In Budget 2014 excise duty was increased on all alcohol products which resulted in an increase of 10 cent on a pint of beer or cider and a standard measure of spirits (inclusive of VAT) and 50 cent on a 75cl bottle of wine (inclusive of VAT). These increases are expected to raise €145 million in a full year. Budget 2013 also saw increases in excise on alcohol products. However, these increases should be viewed against a historical background of significant excise reductions on all alcohol products in Budget 2010 and very little change to excise duty on alcohol products for the previous ten years. It should be noted that the excise duty on Beer, Cider and Spirits, as a % of the average On-Trade retail price, are still lower now than they were in 2003.

I am aware of the contribution made by the On-Trade sector to the economy in the form of revenue in the current challenging environment. You will appreciate, however, that decisions were made in relation to excise rates in the context of the entire Budget. This Government has prioritised low taxation on income earned by employees, in preference to other areas.
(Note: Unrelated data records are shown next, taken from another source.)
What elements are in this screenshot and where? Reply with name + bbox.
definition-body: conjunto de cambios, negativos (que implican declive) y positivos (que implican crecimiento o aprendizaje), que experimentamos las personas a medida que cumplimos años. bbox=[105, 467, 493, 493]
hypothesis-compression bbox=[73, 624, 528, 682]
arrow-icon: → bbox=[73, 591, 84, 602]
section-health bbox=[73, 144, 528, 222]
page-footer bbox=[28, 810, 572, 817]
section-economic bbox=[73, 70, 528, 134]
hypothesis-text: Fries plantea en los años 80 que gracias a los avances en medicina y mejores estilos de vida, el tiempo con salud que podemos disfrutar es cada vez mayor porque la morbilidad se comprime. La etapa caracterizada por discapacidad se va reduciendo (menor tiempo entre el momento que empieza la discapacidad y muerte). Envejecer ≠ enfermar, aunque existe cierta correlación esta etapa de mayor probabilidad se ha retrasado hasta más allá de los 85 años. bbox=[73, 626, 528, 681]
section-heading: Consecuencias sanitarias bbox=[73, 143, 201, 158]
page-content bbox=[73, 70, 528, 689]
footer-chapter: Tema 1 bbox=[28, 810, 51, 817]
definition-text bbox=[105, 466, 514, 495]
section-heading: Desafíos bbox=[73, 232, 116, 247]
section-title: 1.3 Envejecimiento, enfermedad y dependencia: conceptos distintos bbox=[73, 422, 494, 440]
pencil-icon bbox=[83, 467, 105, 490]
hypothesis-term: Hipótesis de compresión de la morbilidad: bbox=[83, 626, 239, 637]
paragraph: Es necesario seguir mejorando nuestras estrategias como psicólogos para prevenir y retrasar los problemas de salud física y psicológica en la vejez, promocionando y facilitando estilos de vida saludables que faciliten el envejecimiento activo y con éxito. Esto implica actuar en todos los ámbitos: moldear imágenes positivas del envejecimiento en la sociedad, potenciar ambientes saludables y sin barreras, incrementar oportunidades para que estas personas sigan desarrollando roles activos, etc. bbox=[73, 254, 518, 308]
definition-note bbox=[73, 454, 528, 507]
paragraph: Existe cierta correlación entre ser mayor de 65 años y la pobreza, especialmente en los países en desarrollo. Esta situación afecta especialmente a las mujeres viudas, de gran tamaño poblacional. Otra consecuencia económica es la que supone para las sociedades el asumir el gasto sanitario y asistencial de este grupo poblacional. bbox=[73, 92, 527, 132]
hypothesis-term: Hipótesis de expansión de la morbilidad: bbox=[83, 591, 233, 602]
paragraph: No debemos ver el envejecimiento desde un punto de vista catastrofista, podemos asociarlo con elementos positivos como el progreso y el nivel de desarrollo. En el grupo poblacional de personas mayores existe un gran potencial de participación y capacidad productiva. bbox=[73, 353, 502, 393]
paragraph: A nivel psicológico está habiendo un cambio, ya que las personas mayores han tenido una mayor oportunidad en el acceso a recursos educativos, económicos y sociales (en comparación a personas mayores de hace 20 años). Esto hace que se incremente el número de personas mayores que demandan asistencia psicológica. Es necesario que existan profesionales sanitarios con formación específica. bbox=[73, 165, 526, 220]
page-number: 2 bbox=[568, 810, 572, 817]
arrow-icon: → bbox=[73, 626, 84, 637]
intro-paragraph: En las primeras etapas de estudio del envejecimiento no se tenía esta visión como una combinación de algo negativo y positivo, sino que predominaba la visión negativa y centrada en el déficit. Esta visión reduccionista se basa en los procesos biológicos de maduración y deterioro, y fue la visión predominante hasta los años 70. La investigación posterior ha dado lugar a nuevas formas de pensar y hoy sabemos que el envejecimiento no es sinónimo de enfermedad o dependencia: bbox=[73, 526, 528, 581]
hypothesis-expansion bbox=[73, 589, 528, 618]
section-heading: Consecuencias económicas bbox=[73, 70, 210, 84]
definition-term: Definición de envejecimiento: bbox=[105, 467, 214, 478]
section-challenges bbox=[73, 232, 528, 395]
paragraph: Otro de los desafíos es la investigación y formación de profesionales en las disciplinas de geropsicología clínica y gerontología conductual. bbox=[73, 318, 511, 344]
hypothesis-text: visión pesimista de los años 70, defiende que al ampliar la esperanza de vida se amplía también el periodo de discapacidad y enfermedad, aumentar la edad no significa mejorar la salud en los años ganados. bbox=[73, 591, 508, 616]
It is also important to look at the increase in excise on alcohol in Budget 2014 in the context of the retention of the 9% VAT rate for the hospitality sector, which has given rise to a positive impact for the sector in terms of increased activity and job retention.

As Minister, I have no direct function in the relationship between banks and their customers. I have no role in the day-to-day commercial and operational decisions of the banks. These decisions are taken by the board and management of the institutions. Notwithstanding the fact that the State is a significant shareholder in the banks, I must ensure that the banks are run on a commercial, cost effective and independent basis to ensure the value of the banks as an asset to the State, as per the Memorandum on Economic and Financial Policies agreed with the EU Commission, the ECB and the IMF.

The Credit Review Office helps SME or farm borrowers who have had an application for credit of up to €3 million declined or reduced by either Bank of Ireland or Allied Irish Banks, and who feel that they have a viable business proposition. They also look at cases where borrowers feel that the terms and conditions of their existing loan, or a new loan offer, are unfairly onerous or have been unreasonably changed to their detriment.55 % of appeals have been found in favour of borrowers. This is a strictly confidential process between the business, the Credit Review Office and the bank. Further details are available at .

In regard to the banks providing SMEs with timely access to finance, the Government announced that over €500million in additional credit will be made available to Irish SMEs through the establishment of the Strategic Banking Corporation of Ireland (SBCI) and I expect the SBCI to be facilitating lending before the end of this year. In addition, I recently launched an SME online-tool as a portal by which SMEs can establish what element(s) of the €2bn of State supports they may be eligible. The Supporting SMEs online tool can be accessed at .

In relation to the other matters raised in your question, childhood obesity and local authority rates are not a matter for me as Minister for Finance. These issues should be addressed directly to the Minister for Health and the Minister for Environment, Community and Local Government, respectively.